Recall the pandas `diff` function. This computes the difference between two consecutive values. In an ARIMA model, we attempt to predict this difference instead of the actual values.

### $$y_t - y_{(t-1)} = ARMA(p, q)$$

Timeseries are assumed to be "stationary" when modeling. This handles the stationarity assumption: instead of detrending or differencing manually, the model does this via the differencing term.

In [None]:
fig, ax = plt.subplots(figsize=(12,5))
ax.plot(date_ticks[1:], udiff, lw=2, color='grey', ls='dashed')
ax.plot(date_ticks[1:], ar1ma1.fittedvalues, lw=2, color='darkred')
plt.show()

### Reconstructing the "full" prediction

## How to choose the right `p` and `q` parameters.
---

In general it is never a bad idea to choose your parameters based on hold-out testing.
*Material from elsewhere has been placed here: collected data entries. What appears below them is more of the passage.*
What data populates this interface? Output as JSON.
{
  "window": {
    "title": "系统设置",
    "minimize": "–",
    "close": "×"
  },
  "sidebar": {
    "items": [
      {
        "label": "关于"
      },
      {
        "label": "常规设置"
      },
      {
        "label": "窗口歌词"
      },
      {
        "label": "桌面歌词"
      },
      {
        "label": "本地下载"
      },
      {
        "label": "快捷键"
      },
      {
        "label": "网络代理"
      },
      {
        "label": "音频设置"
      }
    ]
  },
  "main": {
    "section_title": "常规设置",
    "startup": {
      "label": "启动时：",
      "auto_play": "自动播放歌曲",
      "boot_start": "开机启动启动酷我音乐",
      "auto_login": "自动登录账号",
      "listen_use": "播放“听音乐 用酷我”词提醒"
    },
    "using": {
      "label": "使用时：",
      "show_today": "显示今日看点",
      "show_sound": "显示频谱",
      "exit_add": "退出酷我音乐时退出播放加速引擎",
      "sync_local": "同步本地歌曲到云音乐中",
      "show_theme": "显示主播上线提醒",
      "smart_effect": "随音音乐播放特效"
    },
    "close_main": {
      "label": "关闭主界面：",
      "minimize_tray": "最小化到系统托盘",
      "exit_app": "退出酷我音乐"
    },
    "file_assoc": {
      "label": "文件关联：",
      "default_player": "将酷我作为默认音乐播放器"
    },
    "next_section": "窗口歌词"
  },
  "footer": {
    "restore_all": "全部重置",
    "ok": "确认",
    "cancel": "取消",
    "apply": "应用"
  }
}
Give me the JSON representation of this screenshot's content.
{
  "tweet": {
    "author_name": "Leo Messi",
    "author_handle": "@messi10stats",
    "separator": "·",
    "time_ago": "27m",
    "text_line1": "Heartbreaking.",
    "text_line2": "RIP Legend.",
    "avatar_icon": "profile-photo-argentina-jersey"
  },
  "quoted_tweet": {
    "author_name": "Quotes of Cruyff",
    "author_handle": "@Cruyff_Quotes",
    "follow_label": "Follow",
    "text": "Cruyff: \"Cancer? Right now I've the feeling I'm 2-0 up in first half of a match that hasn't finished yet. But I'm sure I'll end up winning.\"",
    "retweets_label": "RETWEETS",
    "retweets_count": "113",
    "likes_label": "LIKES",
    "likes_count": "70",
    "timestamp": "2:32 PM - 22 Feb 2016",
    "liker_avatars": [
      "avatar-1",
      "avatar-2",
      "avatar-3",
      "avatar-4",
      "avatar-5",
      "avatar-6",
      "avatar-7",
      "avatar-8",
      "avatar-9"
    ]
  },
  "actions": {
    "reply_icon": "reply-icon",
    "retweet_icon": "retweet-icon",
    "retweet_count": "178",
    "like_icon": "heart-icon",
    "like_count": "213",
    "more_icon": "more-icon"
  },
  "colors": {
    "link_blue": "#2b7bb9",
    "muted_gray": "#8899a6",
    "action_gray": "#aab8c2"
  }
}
That is to say, checking the performance of your model on future timepoints based on different choices of `p` and `q` for an ARIMA model.

However, you can get a sense for what parameters will work best based on the autocorrelation and partial autocorrelation charts.

[This site has a very detailed overview of how to use the acf and pacf to determine your parameters.](https://people.duke.edu/~rnau/411arim3.htm)

In general though, below are some basic guidelines. Remember that these rules apply to the ACF and PACF plots of differenced timeseries rather than the original timeseries (the exception being if your timeseries is stationary and does not require differencing):

1. If the PACF has a sharp cutoff and the lag-1 ACF value is positive then choose an AR(x) term where x is the lag in the PACF after the cutoff.
2. If the ACF has a sharp cutoff and the lag-1 ACF value is negative, choose an MA(x) term where x is the lag in the ACF after the cutoff.
3. If both the ACF and PACF show a gradual decay, and ARMA model is likely appropriate as opposed to the AR or MA alone.

Context 1 above corresponds to timeseries that are "underdifferenced" as indicated by a positive autocorrelation at lat 1. Likewise, context 2 is "overdifferenced" as indicated by the negative autocorrelation.

In general, you should try to choose an AR or MA model alone as opposed to an ARMA model. The AR and MA terms can work against each other in the model and create an overly-complex representation.

## Wrap-up

(C6) Take a couple of minutes in groups of 2-4 and write down the workflow you would use to build a timeseries model.  Write your workflow on a piece of paper, a whiteboard or in Slack.